LKK : As far as I can see, similar to modelling clay, in the face of different situations and different objects, "design” will present different shapes, but it depends on customers or audiences instead of designers. As a service industry, the design industry aims to serve customers or audiences, the work from which is a product or handicraft. Such product or handicraft will be deemed as a design if it carriescommercial value. If there is no commercial value, the work created purely based on the author's preferences can only be a creation rather than a design. That may sound pessimistic, but that’s the truth, because designer is nothing different from other professions or entitled to higher social status, it is just a very ordinary work to make money.

DI: What kinds of works do you like designing most?

LKK : I like typeface design and poster design.

DI: Which aspects of a design do you focus more during designing?

LKK : It always depends on the actual situation. But every time when I design a new work from scratch, I am full of wonderful fantasy at first, unfortunately, I am with disappointment when completing the design.

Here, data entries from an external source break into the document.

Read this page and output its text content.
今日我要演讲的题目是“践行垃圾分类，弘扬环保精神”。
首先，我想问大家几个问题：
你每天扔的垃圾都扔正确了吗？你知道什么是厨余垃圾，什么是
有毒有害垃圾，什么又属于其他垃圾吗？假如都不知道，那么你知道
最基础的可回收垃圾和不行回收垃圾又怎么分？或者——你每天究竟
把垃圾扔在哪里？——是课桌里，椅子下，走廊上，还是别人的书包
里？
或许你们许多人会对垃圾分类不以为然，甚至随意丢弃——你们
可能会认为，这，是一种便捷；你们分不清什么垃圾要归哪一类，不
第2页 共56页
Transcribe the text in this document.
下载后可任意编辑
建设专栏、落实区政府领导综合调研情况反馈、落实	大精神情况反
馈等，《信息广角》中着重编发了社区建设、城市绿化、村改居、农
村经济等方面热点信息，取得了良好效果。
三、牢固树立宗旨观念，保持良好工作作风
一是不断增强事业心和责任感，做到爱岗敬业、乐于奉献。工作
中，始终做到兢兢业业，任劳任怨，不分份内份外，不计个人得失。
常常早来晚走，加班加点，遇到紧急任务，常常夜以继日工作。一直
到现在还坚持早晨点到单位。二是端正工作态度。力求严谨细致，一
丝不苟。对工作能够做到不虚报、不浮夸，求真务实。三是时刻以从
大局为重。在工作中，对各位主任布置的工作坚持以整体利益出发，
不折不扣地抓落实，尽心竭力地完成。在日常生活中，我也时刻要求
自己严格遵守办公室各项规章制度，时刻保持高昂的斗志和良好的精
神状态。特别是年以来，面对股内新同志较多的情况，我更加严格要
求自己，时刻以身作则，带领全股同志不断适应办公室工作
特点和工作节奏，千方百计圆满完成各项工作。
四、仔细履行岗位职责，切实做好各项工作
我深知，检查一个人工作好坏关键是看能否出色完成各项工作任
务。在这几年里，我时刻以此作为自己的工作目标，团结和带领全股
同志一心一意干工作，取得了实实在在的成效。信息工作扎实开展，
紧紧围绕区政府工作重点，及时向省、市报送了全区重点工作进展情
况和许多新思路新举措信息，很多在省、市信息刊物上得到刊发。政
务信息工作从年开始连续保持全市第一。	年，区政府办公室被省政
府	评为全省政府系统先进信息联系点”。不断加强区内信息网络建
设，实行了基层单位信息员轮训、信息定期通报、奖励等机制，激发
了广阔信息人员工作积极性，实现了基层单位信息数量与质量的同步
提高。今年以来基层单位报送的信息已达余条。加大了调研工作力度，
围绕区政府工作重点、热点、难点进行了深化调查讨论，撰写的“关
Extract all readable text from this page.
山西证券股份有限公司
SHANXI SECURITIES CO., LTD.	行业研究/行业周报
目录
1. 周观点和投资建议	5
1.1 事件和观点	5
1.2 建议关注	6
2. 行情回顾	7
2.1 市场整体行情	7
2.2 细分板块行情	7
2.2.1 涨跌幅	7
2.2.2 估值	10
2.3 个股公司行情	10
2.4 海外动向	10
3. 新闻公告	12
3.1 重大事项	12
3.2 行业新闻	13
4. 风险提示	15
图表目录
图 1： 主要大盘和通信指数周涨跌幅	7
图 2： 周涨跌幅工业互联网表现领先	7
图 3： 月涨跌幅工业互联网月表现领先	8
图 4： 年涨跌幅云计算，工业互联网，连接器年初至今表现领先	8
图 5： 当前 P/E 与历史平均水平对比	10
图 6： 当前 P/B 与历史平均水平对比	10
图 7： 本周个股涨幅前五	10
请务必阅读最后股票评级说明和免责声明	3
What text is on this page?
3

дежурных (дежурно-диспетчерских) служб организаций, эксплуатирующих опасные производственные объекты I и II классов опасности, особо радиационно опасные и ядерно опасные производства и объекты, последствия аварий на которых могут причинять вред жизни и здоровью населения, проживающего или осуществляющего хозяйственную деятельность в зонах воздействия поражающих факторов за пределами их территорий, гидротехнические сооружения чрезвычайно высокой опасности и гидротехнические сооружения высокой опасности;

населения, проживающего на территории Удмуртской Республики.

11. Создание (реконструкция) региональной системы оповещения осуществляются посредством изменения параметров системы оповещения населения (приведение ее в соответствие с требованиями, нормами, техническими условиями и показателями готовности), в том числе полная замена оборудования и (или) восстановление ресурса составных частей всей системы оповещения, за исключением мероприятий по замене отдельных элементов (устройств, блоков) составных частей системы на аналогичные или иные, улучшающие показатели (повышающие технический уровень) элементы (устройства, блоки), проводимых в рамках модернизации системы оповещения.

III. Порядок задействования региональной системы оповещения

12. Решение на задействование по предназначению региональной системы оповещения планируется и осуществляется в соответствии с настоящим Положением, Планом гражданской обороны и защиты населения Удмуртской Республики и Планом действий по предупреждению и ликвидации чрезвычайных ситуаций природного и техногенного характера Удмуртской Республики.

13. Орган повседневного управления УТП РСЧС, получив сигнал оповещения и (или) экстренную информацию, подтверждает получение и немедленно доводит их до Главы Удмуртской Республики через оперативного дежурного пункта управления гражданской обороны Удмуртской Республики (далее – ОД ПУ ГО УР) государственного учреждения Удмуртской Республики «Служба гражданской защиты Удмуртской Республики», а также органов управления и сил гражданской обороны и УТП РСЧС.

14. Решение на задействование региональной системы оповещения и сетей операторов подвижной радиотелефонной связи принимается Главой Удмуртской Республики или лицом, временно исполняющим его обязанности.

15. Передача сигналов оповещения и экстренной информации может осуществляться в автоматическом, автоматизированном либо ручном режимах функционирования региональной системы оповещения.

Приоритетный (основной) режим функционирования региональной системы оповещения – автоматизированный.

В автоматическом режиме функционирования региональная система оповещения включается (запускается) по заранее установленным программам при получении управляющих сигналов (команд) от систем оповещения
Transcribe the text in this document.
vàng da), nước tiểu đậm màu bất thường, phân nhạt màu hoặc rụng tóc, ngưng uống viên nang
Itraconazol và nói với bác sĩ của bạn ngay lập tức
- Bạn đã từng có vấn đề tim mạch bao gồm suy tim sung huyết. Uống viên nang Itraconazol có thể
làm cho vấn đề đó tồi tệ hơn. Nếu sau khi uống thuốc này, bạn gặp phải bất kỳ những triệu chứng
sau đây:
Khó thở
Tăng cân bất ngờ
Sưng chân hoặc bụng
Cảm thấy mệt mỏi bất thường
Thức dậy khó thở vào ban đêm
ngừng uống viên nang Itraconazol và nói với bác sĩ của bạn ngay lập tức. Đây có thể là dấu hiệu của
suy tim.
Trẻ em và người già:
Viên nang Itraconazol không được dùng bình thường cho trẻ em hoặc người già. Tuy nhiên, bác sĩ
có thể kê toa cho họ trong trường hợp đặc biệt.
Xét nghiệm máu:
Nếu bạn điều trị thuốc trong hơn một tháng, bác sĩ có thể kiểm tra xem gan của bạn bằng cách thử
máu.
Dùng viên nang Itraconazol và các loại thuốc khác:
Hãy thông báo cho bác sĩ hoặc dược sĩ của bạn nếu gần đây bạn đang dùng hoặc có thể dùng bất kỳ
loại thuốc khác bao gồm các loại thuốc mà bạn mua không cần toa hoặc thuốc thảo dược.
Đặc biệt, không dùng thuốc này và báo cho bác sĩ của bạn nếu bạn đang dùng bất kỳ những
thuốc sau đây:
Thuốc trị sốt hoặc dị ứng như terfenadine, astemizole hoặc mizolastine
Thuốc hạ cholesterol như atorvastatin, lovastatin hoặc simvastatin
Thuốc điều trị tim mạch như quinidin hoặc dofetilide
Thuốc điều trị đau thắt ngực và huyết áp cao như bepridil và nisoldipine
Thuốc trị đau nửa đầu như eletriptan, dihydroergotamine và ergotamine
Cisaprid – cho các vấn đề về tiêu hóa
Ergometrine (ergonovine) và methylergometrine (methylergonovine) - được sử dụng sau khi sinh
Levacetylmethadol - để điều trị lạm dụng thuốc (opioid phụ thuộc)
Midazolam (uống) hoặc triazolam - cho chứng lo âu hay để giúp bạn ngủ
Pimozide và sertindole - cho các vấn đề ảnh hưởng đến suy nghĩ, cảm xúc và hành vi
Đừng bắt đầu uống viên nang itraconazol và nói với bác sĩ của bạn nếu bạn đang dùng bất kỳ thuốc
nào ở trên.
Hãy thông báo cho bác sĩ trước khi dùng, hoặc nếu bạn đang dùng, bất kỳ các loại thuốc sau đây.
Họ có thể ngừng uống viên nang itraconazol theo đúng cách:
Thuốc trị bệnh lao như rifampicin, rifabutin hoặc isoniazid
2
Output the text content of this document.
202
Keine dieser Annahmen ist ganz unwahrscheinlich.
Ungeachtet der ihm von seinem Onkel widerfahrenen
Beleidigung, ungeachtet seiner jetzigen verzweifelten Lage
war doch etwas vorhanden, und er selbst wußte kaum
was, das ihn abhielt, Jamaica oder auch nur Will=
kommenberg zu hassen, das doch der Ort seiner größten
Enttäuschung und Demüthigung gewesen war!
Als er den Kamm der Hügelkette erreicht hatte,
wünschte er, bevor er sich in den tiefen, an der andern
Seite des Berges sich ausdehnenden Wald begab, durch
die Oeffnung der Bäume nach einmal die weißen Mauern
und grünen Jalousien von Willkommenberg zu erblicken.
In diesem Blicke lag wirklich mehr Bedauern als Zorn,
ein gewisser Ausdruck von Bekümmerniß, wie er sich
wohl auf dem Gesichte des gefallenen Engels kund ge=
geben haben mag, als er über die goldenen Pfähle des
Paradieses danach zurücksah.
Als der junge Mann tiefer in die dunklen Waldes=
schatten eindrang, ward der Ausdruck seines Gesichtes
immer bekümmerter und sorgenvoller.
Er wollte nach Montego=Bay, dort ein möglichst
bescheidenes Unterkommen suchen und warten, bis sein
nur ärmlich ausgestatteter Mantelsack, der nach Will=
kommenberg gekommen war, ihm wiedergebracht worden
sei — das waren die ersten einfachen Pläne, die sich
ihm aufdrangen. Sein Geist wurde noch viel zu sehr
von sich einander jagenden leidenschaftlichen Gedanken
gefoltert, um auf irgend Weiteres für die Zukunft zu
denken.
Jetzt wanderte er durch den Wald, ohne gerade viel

DI: What kind of emotions do you feel when you design?

LKK : It always depends on the actual situation. But every time when I design a new work from scratch, I am full of wonderful fantasy at first, unfortunately, I am with disappointment when completing the design.

DI: What kind of emotions do you feel when your designs are realized?

LKK : The quality of the design may be affected by a lot of factors. If we can complete high-quality works with mutual respect and trust, we will be happy, otherwise, it can only be regarded as the completion of a business transaction or a job.

DI: When judging a design as good or bad, which aspects do you consider first?

LKK : Personally, I can't determine whether a design is good or bad, because everyone has a different perception of beauty.A design which I considered good from a professional perspective may be completely unacceptable or incomprehensible in the eyes of the public, or even fails to bring positive commercial or image reactions to the customer, making the customer believe that it is a poordesign.

DI: From your point of view, what are the responsibilities of a designer for society and environment?

LKK : I think it's too exaggerated. Being a designer is just a profession. I believe that everyone should carry a sense of responsibility for society and the environment.

DI: How do you think the "design field" is evolving? What is the future of design?

LKK : As new technologies continue to emerge, design does not need to be dealt with by professional designers, and reducing costs is the eternal idea of large and small enterprises in the world. With the emergence of comprehensive AI and minimalist design apps, designers will have an increasingly reduced influence and development.

DI: Where do you live? Do you feel the cultural heritage of your country affects your designs? What are the pros and cons during designing as a result of living in your country?

LKK : I live in Macao, which is a very small place. Although it was a commercial center where Chinese and Western cultures met hundreds of years ago, the current design education is not popular, and the public's awareness of aesthetic beauty is still weak. Although it has frequent business transactions, the design quality of large, small and medium-sized enterprises varies greatly.

DI: Could you please share some pearls of wisdom for young designers? What are your suggestions to young, up and coming designers?

LKK : After graduation, give yourself 3 years to engage in relevant design work, if there is no improvement after 3 years, or if your living environment has been declining, leave this industry as soon as possible and start again when you are still young.